Лишь при виде машины министерства культуры с трафаретом: «Надори-Чабадуль» дала она мне поручение: посмотреть, целы ли могилки ее близких и дом родительский на краю Надори. И заглянуть, если успею, еще в Чабадуль на станцию, где грузовая платформа; это главное. А встречу кого из ее родни – должны они там быть, сын брата Йожи с ними переписывается; только не Середаши, тех нет, а Дивеки, с материнской стороны, – то никаких приветов не передавать и вообще не распространяться. Жива, мол, здорова, и все, если спросят. Я ничего ей не обещала: откуда мне знать, сколько останется времени. Дорога и всякие привходящие обстоятельства целиком могут его занять. Обычно ведь никогда не начинают точно: пока всех созовут… а если еще обед предполагается, неудобно будет про кладбище спрашивать; но что смогу, сделаю. Машина, однако, пришла гораздо раньше назначенного, так что, пожалуй, можно успеть, если очень поспешить.
В последнюю минуту откуда-то вынырнула Шуту, выпустив по Эмеренц заряд своего язвительного злословия: зачем, мол, дверь свою заново обила, если не едет – ее, что ли, побоялась?

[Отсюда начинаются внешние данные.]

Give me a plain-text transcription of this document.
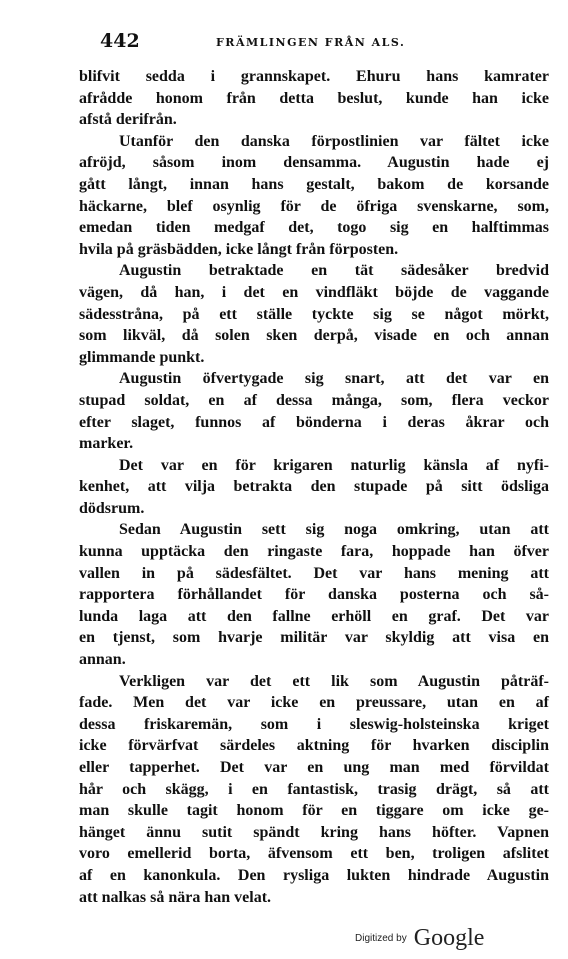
442	FRÄMLINGEN FRÅN ALS.
blifvit sedda i grannskapet. Ehuru hans kamrater
afrådde honom från detta beslut, kunde han icke
afstå derifrån.
Utanför den danska förpostlinien var fältet icke
afröjd, såsom inom densamma. Augustin hade ej
gått långt, innan hans gestalt, bakom de korsande
häckarne, blef osynlig för de öfriga svenskarne, som,
emedan tiden medgaf det, togo sig en halftimmas
hvila på gräsbädden, icke långt från förposten.
Augustin betraktade en tät sädesåker bredvid
vägen, då han, i det en vindfläkt böjde de vaggande
sädesstråna, på ett ställe tyckte sig se något mörkt,
som likväl, då solen sken derpå, visade en och annan
glimmande punkt.
Augustin öfvertygade sig snart, att det var en
stupad soldat, en af dessa många, som, flera veckor
efter slaget, funnos af bönderna i deras åkrar och
marker.
Det var en för krigaren naturlig känsla af nyfi-
kenhet, att vilja betrakta den stupade på sitt ödsliga
dödsrum.
Sedan Augustin sett sig noga omkring, utan att
kunna upptäcka den ringaste fara, hoppade han öfver
vallen in på sädesfältet. Det var hans mening att
rapportera förhållandet för danska posterna och så-
lunda laga att den fallne erhöll en graf. Det var
en tjenst, som hvarje militär var skyldig att visa en
annan.
Verkligen var det ett lik som Augustin påträf-
fade. Men det var icke en preussare, utan en af
dessa friskaremän, som i sleswig-holsteinska kriget
icke förvärfvat särdeles aktning för hvarken disciplin
eller tapperhet. Det var en ung man med förvildat
hår och skägg, i en fantastisk, trasig drägt, så att
man skulle tagit honom för en tiggare om icke ge-
hänget ännu sutit spändt kring hans höfter. Vapnen
voro emellerid borta, äfvensom ett ben, troligen afslitet
af en kanonkula. Den rysliga lukten hindrade Augustin
att nalkas så nära han velat.
Digitized by Google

Что вломится к ней, воспользовавшись тем, что на день уезжает? Ей, Шуту, не доверяют, на которую вон и Виолу могла бы оставить? Конечно, на кого же еще больше подумать!
– Пошла ты! – отмахнулась Эмеренц хладнокровно.
Шуту остолбенела, осекшись от такого отпора, не менее неожиданного и несправедливого, чем ее собственные подозрения. Так и стояла, пока я садилась в машину: с разинутым ртом и откинутой головой уставясь на Эмеренц, будто удар получив приемом карате, от которого не сразу оправишься. Из машины сказала я Эмеренц, что сегодня же к ночи постараюсь быть обратно. Но, наверно, так устану, что вряд ли сумею зайти, еле буду языком ворочать.
– Устанете? Отчего же? Это они там, бедные, устанут, кого в дом культуры сгонят слушать вас после дойки, да кормежки, да смены подстилки: миллиона всяких дел, о которых вы и представления не имеете. А вам-то что, сиди да чепуху вашу мели.
Я не стала вдаваться в объяснения, чего стоит часами напрягаться, стараясь сосредоточиться в такую жару, в помещении с наглухо закрытыми от шума окнами, и сказала шоферу ехать. Немножко разочаровало, что Эмеренц, вопреки моим ожиданиям, вместо этих подковырок не попросила привезти ей на память ну хоть хворостинку из домашнего плетня… Что-нибудь вроде этого. Я из поездок в родные места всегда привожу буханку тамошнего хлеба. Но она ничего не захотела. Пес, когда тронулись, тявкнул небрежно, точно успокаивая: ничего, небось не навек; как-нибудь перетерпим.